Customer Accounts Report

I am on security doubt on how to design a report that must show the accounts
of a customer.
I have an aspx page showing the customer info , then he must push a button a
see its accounts on a report generated by Reporting Services.
Obviously the report can not be accesed via a Customer parameters because
another users could see any customer 's accounts.
How can i solve it.
I am thinking in generating a temp table with a random id an pass it by
parameter, but it is only so as to reduce an intruder access.
ThanksHi Fernando,
If you are using ASP.NET you have more than one option:
1.- Storing in Sessions variables
2.- Using QueryString
3.- Using Server side code (static variables)
4.- Change the report viewer (passsing SOAP params)
The fact is the report params does not to be part of the URL you can easily
hide them using multiples techniques, depends how your app is designed you
may use some of them.
Thanks
Jerry
--
You can use this example to show you how to call the report params.
http://www.rdlcomponents.com/ASPExamples/Default.aspx?sm=b1_a
"Fernando Hunth" wrote:
> I am on security doubt on how to design a report that must show the accounts
> of a customer.
> I have an aspx page showing the customer info , then he must push a button a
> see its accounts on a report generated by Reporting Services.

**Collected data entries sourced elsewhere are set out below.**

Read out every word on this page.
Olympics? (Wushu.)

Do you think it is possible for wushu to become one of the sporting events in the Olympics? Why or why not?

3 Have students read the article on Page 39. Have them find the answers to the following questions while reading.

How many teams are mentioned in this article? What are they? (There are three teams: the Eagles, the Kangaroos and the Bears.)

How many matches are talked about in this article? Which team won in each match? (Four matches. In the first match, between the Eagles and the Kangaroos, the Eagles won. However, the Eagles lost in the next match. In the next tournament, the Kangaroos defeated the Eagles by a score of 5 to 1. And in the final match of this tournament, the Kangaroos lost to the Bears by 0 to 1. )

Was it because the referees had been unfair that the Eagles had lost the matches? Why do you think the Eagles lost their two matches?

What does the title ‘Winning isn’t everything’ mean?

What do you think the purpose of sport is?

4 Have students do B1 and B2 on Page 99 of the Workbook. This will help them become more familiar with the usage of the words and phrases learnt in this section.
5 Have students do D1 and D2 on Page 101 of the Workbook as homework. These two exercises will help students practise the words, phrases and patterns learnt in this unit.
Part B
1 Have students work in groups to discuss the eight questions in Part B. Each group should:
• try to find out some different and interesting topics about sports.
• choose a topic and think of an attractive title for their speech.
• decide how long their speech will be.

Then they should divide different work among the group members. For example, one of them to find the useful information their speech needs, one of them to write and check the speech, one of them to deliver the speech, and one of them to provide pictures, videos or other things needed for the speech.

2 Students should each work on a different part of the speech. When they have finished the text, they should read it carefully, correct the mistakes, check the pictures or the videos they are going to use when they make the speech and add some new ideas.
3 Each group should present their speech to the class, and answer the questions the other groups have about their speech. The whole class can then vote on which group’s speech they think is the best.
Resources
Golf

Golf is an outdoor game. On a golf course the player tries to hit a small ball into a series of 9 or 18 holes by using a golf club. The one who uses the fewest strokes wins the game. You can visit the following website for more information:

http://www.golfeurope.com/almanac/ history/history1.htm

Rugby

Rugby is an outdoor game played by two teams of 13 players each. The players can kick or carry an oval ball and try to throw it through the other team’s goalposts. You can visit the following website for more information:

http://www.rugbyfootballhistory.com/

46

> Obviously the report can not be accesed via a Customer parameters because
> another users could see any customer 's accounts.
> How can i solve it.
> I am thinking in generating a temp table with a random id an pass it by
> parameter, but it is only so as to reduce an intruder access.
> Thanks|||Thats true we have multiples techniques to pass parameters but not to avoid
access to those public parameters.
When a report is deployed , anyone (authenticated) can access to the report
and can access a report via URL and with the posibility of changing any
parameter value via URL.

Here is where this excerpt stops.